The USCGC Mesquite (WLB-305) was a 180-foot seagoing buoy tender (WLB). A Mesquite class vessel, it was built by Marine Ironworks and Shipbuilding Corporation in Duluth, Minnesota. Mesquite's preliminary design was completed by the United States Lighthouse Service and the final design was produced by Marine Iron and Shipbuilding Corporation in Duluth. On 20 August 1942 the keel was laid. It was launched on 14 November 1942 and commissioned on 27 August 1943. The original cost for the hull and machinery was $874,798.

Mesquite is one of 39 original 180-foot seagoing buoy tenders built between 1942 and 1944. All but one of the original tenders, the USCGC Ironwood (WLB-297), were built in Duluth.

Mesquite aground on her final voyage

Mesquite served until December 4, 1989, when it grounded on a reef off of the Keweenaw Peninsula in Lake Superior after, ironically, replacing the summer navigational buoy that warned of that very reef. After several hours of trying to free the vessel, the crew reluctantly abandoned ship.
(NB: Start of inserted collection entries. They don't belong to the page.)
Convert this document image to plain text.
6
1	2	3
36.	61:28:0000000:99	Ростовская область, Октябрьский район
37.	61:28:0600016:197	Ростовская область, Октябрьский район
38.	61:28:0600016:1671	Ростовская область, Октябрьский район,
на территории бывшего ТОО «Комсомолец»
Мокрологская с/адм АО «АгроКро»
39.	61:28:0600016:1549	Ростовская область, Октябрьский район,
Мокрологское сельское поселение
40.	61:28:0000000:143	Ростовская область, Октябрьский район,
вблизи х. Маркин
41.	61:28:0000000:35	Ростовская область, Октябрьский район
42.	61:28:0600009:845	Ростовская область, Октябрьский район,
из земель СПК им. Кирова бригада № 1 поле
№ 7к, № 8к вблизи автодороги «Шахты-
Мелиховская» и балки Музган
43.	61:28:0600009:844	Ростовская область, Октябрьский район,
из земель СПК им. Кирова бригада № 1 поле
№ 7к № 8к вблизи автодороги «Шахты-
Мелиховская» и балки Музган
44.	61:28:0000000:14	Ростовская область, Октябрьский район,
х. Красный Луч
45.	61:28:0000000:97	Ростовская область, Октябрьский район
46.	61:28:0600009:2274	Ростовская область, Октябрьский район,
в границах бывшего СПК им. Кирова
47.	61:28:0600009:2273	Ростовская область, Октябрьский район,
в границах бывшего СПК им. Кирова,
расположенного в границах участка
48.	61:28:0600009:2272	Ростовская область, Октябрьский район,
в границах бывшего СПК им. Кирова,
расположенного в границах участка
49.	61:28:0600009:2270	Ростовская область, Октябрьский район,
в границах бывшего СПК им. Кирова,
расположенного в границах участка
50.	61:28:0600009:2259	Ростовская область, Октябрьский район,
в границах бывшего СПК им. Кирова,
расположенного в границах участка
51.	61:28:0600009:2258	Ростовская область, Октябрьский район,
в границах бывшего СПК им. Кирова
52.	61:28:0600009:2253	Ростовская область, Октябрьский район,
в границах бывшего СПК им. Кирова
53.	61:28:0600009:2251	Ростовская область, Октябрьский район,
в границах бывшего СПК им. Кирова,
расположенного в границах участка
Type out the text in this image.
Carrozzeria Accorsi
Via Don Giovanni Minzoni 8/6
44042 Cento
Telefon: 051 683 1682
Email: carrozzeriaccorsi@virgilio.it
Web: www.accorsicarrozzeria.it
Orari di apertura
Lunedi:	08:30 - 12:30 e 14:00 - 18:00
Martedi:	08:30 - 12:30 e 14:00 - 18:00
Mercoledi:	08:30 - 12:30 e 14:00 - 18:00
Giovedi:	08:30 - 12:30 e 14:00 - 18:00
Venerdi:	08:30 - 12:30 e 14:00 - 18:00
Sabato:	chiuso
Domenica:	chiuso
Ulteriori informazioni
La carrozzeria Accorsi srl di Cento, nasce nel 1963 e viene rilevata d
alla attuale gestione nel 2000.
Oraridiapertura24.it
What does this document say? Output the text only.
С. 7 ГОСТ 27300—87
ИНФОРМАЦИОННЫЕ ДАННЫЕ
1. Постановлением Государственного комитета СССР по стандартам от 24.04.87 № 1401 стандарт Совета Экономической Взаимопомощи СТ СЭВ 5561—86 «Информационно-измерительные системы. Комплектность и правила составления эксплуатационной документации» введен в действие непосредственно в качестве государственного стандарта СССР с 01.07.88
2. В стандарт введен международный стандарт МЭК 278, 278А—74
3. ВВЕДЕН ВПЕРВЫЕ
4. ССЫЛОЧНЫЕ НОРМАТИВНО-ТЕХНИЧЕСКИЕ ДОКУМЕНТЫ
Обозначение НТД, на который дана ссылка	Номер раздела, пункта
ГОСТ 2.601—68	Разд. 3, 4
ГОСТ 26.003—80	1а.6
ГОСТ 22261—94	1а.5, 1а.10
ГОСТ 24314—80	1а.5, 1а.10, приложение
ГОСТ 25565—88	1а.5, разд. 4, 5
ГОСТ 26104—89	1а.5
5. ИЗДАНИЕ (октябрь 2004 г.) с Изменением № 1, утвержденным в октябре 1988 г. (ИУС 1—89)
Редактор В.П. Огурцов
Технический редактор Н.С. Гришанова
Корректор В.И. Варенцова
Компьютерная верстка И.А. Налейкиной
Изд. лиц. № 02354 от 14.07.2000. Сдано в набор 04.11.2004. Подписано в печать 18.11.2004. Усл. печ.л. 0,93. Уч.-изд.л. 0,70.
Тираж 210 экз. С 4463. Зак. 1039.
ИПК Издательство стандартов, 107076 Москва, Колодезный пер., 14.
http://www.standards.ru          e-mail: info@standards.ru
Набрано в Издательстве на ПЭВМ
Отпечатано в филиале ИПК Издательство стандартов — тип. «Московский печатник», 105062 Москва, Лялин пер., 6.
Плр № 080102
The Coast Guard had intended to salvage the ship in the spring, but after several winter storms swept through, further damaging the vessel through crushing ice and hammering waves, it was determined that the damage was too severe. Mesquite was deliberately sunk in 120 feet of water not far from the reef where it was wrecked. It has been adaptively reused as an underwater scuba diving attraction of the Keweenaw Underwater Preserve.